I've been working on the SDK “home page” for the last couple of days and trying to figure out what should be on the default page that loads up when the user starts the SDK. I've come up with a couple of things that I think would be useful (see below), did I miss anything? Or is there something you'd like to see on the first page when you open the SDK:

  • Table of contents (so a user can start navigating the documents as soon as they open the SDK)
  • Search (this would probably be accessible from every page)
  • Today's headlines from MSDN - this can be tailored to whatever the users interests are

There would also be links to index, pages about technology overviews and sync status (for parts of the SDK that the user has chosen to have offline)

Thoughts? I'll be working more on this tomorrow and I'll post anything that I add/change sometime later tomorrow.

 

Posted by harisekhar | 7 Comments

installing locally and refreshing content...

Couple of thoughts on how a user would install content locally and how they could refresh content...

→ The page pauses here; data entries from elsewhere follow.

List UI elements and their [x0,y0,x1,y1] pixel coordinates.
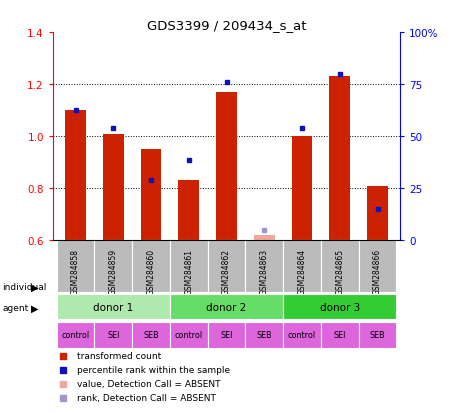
Text: SEI: SEI [333,330,345,339]
Text: SEB: SEB [369,330,385,339]
Bar [245,322,283,348]
Text: donor 2: donor 2 [206,302,246,312]
Text: SEI: SEI [107,330,119,339]
Text: GSM284860: GSM284860 [146,249,155,294]
Text: GSM284858: GSM284858 [71,249,80,294]
Text: transformed count: transformed count [77,351,161,361]
Bar [366,186,387,241]
Bar [291,137,312,241]
Text: donor 1: donor 1 [93,302,133,312]
Text: GSM284863: GSM284863 [259,249,268,294]
Text: SEB: SEB [256,330,272,339]
Bar [103,134,123,241]
Text: GSM284866: GSM284866 [372,249,381,294]
Text: SEI: SEI [220,330,232,339]
Text: value, Detection Call = ABSENT: value, Detection Call = ABSENT [77,380,220,388]
Text: GSM284862: GSM284862 [222,249,230,294]
Text: control: control [174,330,202,339]
Text: GSM284859: GSM284859 [109,249,118,294]
Text: percentile rank within the sample: percentile rank within the sample [77,366,230,375]
Bar [56,294,169,320]
Text: GSM284864: GSM284864 [297,249,306,294]
Bar [329,77,349,241]
Bar [320,322,358,348]
Bar [358,241,396,293]
Bar [253,235,274,241]
Text: GSM284861: GSM284861 [184,249,193,294]
Bar [283,294,396,320]
Text: control: control [62,330,90,339]
Bar [207,322,245,348]
Title: GDS3399 / 209434_s_at: GDS3399 / 209434_s_at [146,19,306,32]
Text: SEB: SEB [143,330,158,339]
Text: control: control [287,330,315,339]
Text: agent: agent [2,303,28,312]
Bar [56,241,94,293]
Bar [207,241,245,293]
Bar [169,294,283,320]
Bar [56,322,94,348]
Bar [65,111,86,241]
Text: donor 3: donor 3 [319,302,359,312]
Bar [169,322,207,348]
Bar [283,322,320,348]
Text: ▶: ▶ [31,303,39,313]
Text: ▶: ▶ [31,282,39,292]
Bar [94,322,132,348]
Bar [132,241,169,293]
Bar [358,322,396,348]
Text: rank, Detection Call = ABSENT: rank, Detection Call = ABSENT [77,393,216,402]
Text: individual: individual [2,282,46,292]
Bar [140,150,161,241]
Text: GSM284865: GSM284865 [335,249,343,294]
Bar [169,241,207,293]
Bar [320,241,358,293]
Bar [245,241,283,293]
Bar [94,241,132,293]
Bar [178,181,199,241]
Bar [283,241,320,293]
Bar [132,322,169,348]
Bar [216,93,236,241]
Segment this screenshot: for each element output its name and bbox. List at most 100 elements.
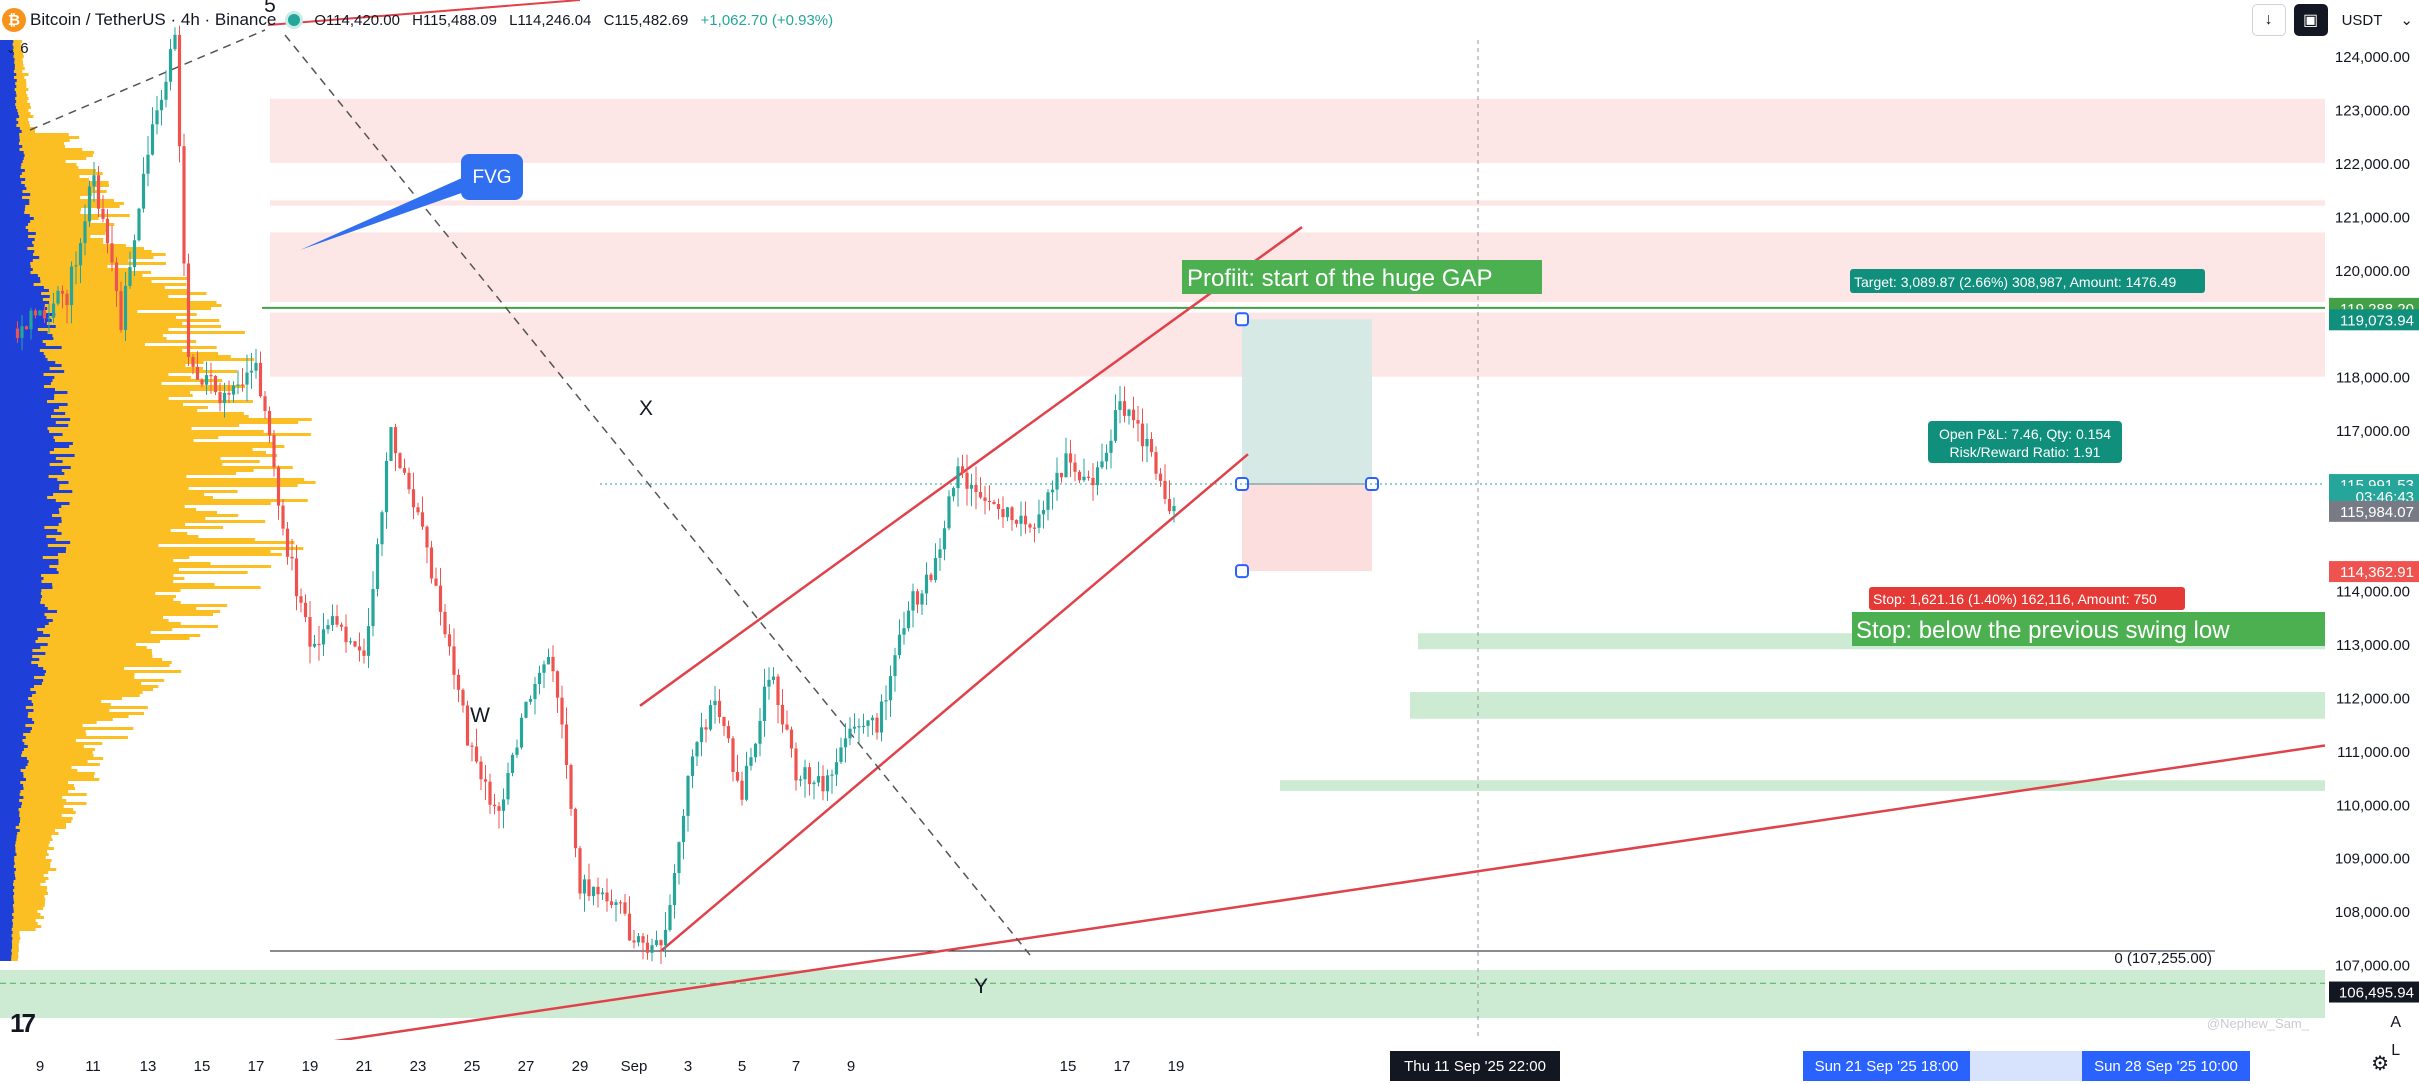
candle-body [317,643,321,646]
candle-body [276,467,281,506]
candle-body [929,574,933,581]
volume-bar-bid [0,949,12,952]
volume-bar-ask [0,724,83,727]
currency-select[interactable]: USDT [2341,11,2383,29]
volume-bar-bid [0,295,50,298]
position-handle[interactable] [1235,312,1249,327]
volume-bar-bid [0,790,21,793]
volume-bar-bid [0,94,17,97]
volume-bar-bid [0,940,12,943]
symbol-title[interactable]: Bitcoin / TetherUS · 4h · Binance [30,10,277,29]
volume-bar-bid [0,712,29,715]
volume-bar-bid [0,445,70,448]
price-badge [2329,500,2419,522]
time-badge [1390,1051,1560,1081]
time-tick: 23 [410,1058,427,1075]
change-value: +1,062.70 (+0.93%) [700,11,834,29]
volume-bar-bid [0,466,71,469]
candle-body [308,617,312,647]
time-badge [2082,1051,2250,1081]
volume-bar-bid [0,766,26,769]
candle-body [524,701,528,718]
candle-body [794,748,798,781]
volume-bar-ask [0,535,199,538]
candle-body [1005,507,1010,518]
demand-zone [1410,692,2325,719]
candle-body [812,782,816,785]
volume-bar-ask [0,490,238,493]
volume-bar-bid [0,289,49,292]
volume-bar-bid [0,607,48,610]
candle-body [294,558,299,597]
volume-bar-ask [0,247,145,250]
volume-bar-ask [0,286,165,289]
volume-bar-bid [0,244,34,247]
volume-bar-bid [0,760,29,763]
volume-bar-bid [0,469,62,472]
candle-body [1131,409,1136,421]
time-tick: 15 [194,1058,211,1075]
volume-bar-ask [0,325,222,328]
volume-bar-bid [0,232,36,235]
volume-bar-bid [0,55,14,58]
down-arrow-icon[interactable]: ↓ [2251,4,2286,36]
volume-bar-ask [0,901,45,904]
candle-body [321,629,326,645]
volume-bar-bid [0,49,13,52]
volume-bar-bid [0,454,75,457]
volume-bar-ask [0,190,107,193]
candle-body [897,634,902,656]
candle-body [1023,515,1028,525]
volume-bar-ask [0,145,66,148]
candle-body [893,655,897,677]
candle-body [677,842,681,874]
volume-bar-ask [0,160,66,163]
auto-scale-button[interactable]: A [2390,1014,2401,1031]
candle-body [411,489,416,508]
volume-bar-bid [0,874,15,877]
volume-bar-bid [0,367,50,370]
volume-bar-ask [0,463,223,466]
candle-body [1113,410,1118,441]
volume-bar-bid [0,61,15,64]
volume-bar-ask [0,142,65,145]
target-box [1242,319,1372,485]
tradingview-logo[interactable]: 17 [10,1008,36,1038]
chevron-down-icon[interactable]: ⌄ [2400,12,2413,29]
volume-bar-bid [0,778,26,781]
open-value: O114,420.00 [314,11,400,29]
volume-bar-ask [0,769,78,772]
candle-body [447,634,452,647]
volume-bar-bid [0,109,18,112]
volume-bar-bid [0,835,17,838]
volume-bar-ask [0,808,74,811]
chevron-down-icon[interactable]: ⌄ [6,42,17,56]
volume-bar-ask [0,307,212,310]
price-tick: 113,000.00 [2336,637,2410,654]
candle-body [146,154,150,174]
volume-bar-bid [0,811,20,814]
candle-body [722,717,726,727]
volume-bar-ask [0,397,169,400]
candle-body [200,379,204,385]
volume-bar-bid [0,319,52,322]
pnl-line-2: Risk/Reward Ratio: 1.91 [1950,444,2101,460]
screenshot-icon[interactable]: ▣ [2293,4,2328,36]
gear-icon[interactable]: ⚙ [2371,1053,2389,1075]
candle-body [344,626,348,643]
target-label: Target: 3,089.87 (2.66%) 308,987, Amount… [1854,274,2176,290]
candle-body [537,672,542,684]
market-open-icon [288,14,301,26]
volume-bar-ask [0,727,134,730]
log-scale-button[interactable]: L [2391,1042,2401,1059]
volume-bar-ask [0,511,217,514]
volume-bar-bid [0,754,22,757]
position-handle[interactable] [1235,564,1249,579]
volume-bar-ask [0,364,186,367]
indicators-toggle[interactable]: ⌄ 6 [6,40,29,57]
volume-bar-bid [0,508,59,511]
volume-bar-ask [0,244,126,247]
volume-bar-ask [0,199,115,202]
volume-bar-ask [0,658,163,661]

  • For offline use, (or if your internet connection isn't as fast as you'd like), a user could choose to install an “SDK”... For example, the user could choose to install the Longhorn SDK, and they'd get all the related content locally.
  • By default the SDK would always go to the local content (if it's available locally of course), and a background process would update the content so most of the time the local content is as upto date at the online content. If the content has not been downloaded by the user, the SDK would retrieve it from the MSDN website.
  • The user could be viewing a specific page, and if they think it may be out of date (the background process hasn't got around to updating that page yet), but they want it updated NOW, they could click on the “Force a refresh” of this page button.
  • The user could also choose to subscribe to a single piece of content instead of a whole SDK... for example I want to read the “parsing regular expressions” from the MSDN website and I could choose to take that piece of content offline (and also choose to mark it for synchronization each time the background process runs)

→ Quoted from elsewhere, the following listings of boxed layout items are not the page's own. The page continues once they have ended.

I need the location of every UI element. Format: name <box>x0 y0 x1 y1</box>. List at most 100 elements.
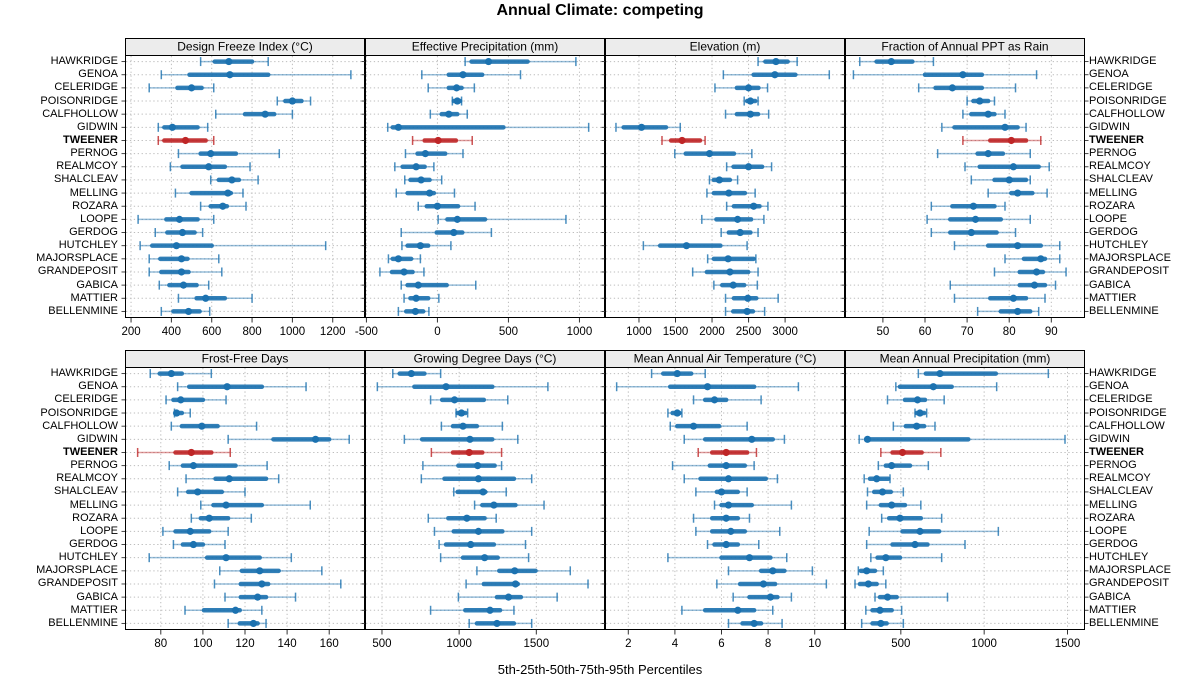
median-dot <box>1009 163 1018 171</box>
median-dot <box>913 396 922 404</box>
percentile-row-melling <box>987 188 1048 198</box>
station-label-left-gerdog: GERDOG <box>69 538 118 551</box>
percentile-row-poisonridge <box>455 408 469 418</box>
station-label-left-loope: LOOPE <box>80 212 118 225</box>
station-label-right-majorsplace: MAJORSPLACE <box>1089 564 1171 577</box>
percentile-row-realmcoy <box>185 474 280 484</box>
station-label-right-shalcleav: SHALCLEAV <box>1089 485 1153 498</box>
station-label-left-genoa: GENOA <box>78 380 118 393</box>
median-dot <box>474 475 483 483</box>
median-dot <box>948 84 956 92</box>
station-label-left-hutchley: HUTCHLEY <box>58 239 118 252</box>
median-dot <box>189 462 198 470</box>
median-dot <box>984 150 992 158</box>
percentile-row-shalcleav <box>708 175 739 185</box>
median-dot <box>743 307 751 316</box>
x-tick-label: 600 <box>202 326 221 338</box>
median-dot <box>1005 176 1013 184</box>
percentile-row-celeridge <box>427 83 476 93</box>
strip-title: Elevation (m) <box>690 40 761 54</box>
median-dot <box>450 396 459 404</box>
median-dot <box>311 435 320 443</box>
median-dot <box>416 242 424 250</box>
median-dot <box>453 215 461 223</box>
station-label-right-genoa: GENOA <box>1089 380 1129 393</box>
panel-design-freeze-index-c: Design Freeze Index (°C) 200 400 600 800 1000… <box>121 38 369 338</box>
station-label-right-genoa: GENOA <box>1089 68 1129 81</box>
median-dot <box>222 554 230 562</box>
percentile-row-celeridge <box>148 83 215 93</box>
median-dot <box>172 409 181 417</box>
median-dot <box>187 448 195 457</box>
median-dot <box>726 268 734 276</box>
percentile-row-gidwin <box>157 122 209 132</box>
median-dot <box>450 228 458 237</box>
strip-title: Fraction of Annual PPT as Rain <box>881 40 1048 54</box>
median-dot <box>717 488 726 496</box>
percentile-row-pernog <box>177 149 281 159</box>
percentile-row-loope <box>162 526 229 536</box>
station-label-right-grandeposit: GRANDEPOSIT <box>1089 265 1170 278</box>
panel-mean-annual-air-temperature-c: Mean Annual Air Temperature (°C) 2 4 6 8 10 <box>601 350 849 650</box>
median-dot <box>417 176 425 184</box>
median-dot <box>724 501 733 509</box>
percentile-row-hawkridge <box>650 369 706 379</box>
panel-elevation-m: Elevation (m) 1000 1500 2000 2500 3000 <box>601 38 849 338</box>
percentile-row-gerdog <box>720 228 759 238</box>
chart-caption: 5th-25th-50th-75th-95th Percentiles <box>497 662 703 677</box>
median-dot <box>911 540 919 549</box>
percentile-row-gerdog <box>706 540 760 550</box>
percentile-row-bellenmine <box>724 306 766 316</box>
median-dot <box>493 619 501 628</box>
percentile-row-grandeposit <box>213 579 342 589</box>
x-tick-label: 500 <box>499 326 518 338</box>
median-dot <box>434 136 442 145</box>
median-dot <box>194 488 202 496</box>
station-label-right-hawkridge: HAWKRIDGE <box>1089 367 1157 380</box>
median-dot <box>913 422 921 430</box>
station-label-right-realmcoy: REALMCOY <box>1089 160 1151 173</box>
x-axis: 50 60 70 80 90 <box>876 318 1058 338</box>
percentile-row-rozara <box>725 201 769 211</box>
median-dot <box>207 150 215 158</box>
median-dot <box>198 422 206 430</box>
percentile-row-hutchley <box>642 241 748 251</box>
percentile-row-shalcleav <box>695 487 748 497</box>
median-dot <box>465 448 473 457</box>
median-dot <box>873 475 881 483</box>
percentile-row-hutchley <box>401 241 452 251</box>
percentile-row-rozara <box>199 201 247 211</box>
x-tick-label: 2000 <box>699 326 725 338</box>
x-tick-label: 80 <box>154 638 167 650</box>
median-dot <box>710 396 719 404</box>
median-dot <box>179 281 188 289</box>
median-dot <box>864 580 872 588</box>
panel-growing-degree-days-c: Growing Degree Days (°C) 500 1000 1500 <box>361 350 609 650</box>
percentile-row-gidwin <box>227 434 350 444</box>
x-axis: 500 1000 1500 <box>891 630 1080 650</box>
percentile-row-shalcleav <box>404 175 443 185</box>
median-dot <box>466 435 474 443</box>
median-dot <box>457 409 466 417</box>
x-tick-label: 80 <box>1003 326 1016 338</box>
x-axis: -500 0 500 1000 <box>355 318 592 338</box>
percentile-row-shalcleav <box>452 487 507 497</box>
median-dot <box>766 593 775 601</box>
median-dot <box>231 606 240 614</box>
median-dot <box>412 294 420 302</box>
median-dot <box>223 383 231 391</box>
percentile-row-realmcoy <box>169 162 251 172</box>
x-tick-label: 160 <box>320 638 339 650</box>
percentile-row-gabica <box>949 280 1057 290</box>
station-label-right-calfhollow: CALFHOLLOW <box>1089 419 1165 432</box>
percentile-row-majorsplace <box>857 566 885 576</box>
median-dot <box>744 163 753 171</box>
median-dot <box>258 580 266 588</box>
x-tick-label: 140 <box>278 638 297 650</box>
x-axis: 1000 1500 2000 2500 3000 <box>626 318 798 338</box>
percentile-row-gidwin <box>403 434 519 444</box>
x-tick-label: 60 <box>919 326 932 338</box>
percentile-row-tweener <box>880 447 942 457</box>
x-tick-label: 1000 <box>971 638 997 650</box>
percentile-row-poisonridge <box>276 96 312 106</box>
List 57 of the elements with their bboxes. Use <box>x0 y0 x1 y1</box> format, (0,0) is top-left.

Thoughts? Do let me know by clicking the feedback button below!

Posted by harisekhar | 6 Comments

Does size matter...

So we've been having some interesting hallway conversations (someone should do a study on how hallway meetings are such a great alternative to doing real work), and one of the things that came up was would it be OK if the Longhorn SDK came as one blob instead of being spliced into “Avalon” or “WinFS” or “Managed/Un-managed”? Adding up all the SDKs, the “back of the envelope” number we came up with would be 3 GBs. Before you freak out, consider hard disk space is getting really cheap (around 5-10 cents per MB), and falling. If you'd prefer not to do the download over the internet (I can hear one of my friends from the UK who pays for his bandwidth getting ready to kill me if there isn't an alternative), you could order the DVD.

Personally, I'd be OK with this if I could tune which pieces were always “up to date” so only the pieces I cared about used my bandwidth to stay current. The big benifit I see here is that my documentation/samples/tools are always available even if I'm on a flight or my spotty internet connection went down, and search would be blazingly fast since everything is local.

So what do you think? Would you like this, do you even care if you couldn't tune if the entire SDK always stayed up to date using your internet connection?

Mitch posted a related question on his blog and the replies indicated this direction was worth exploring.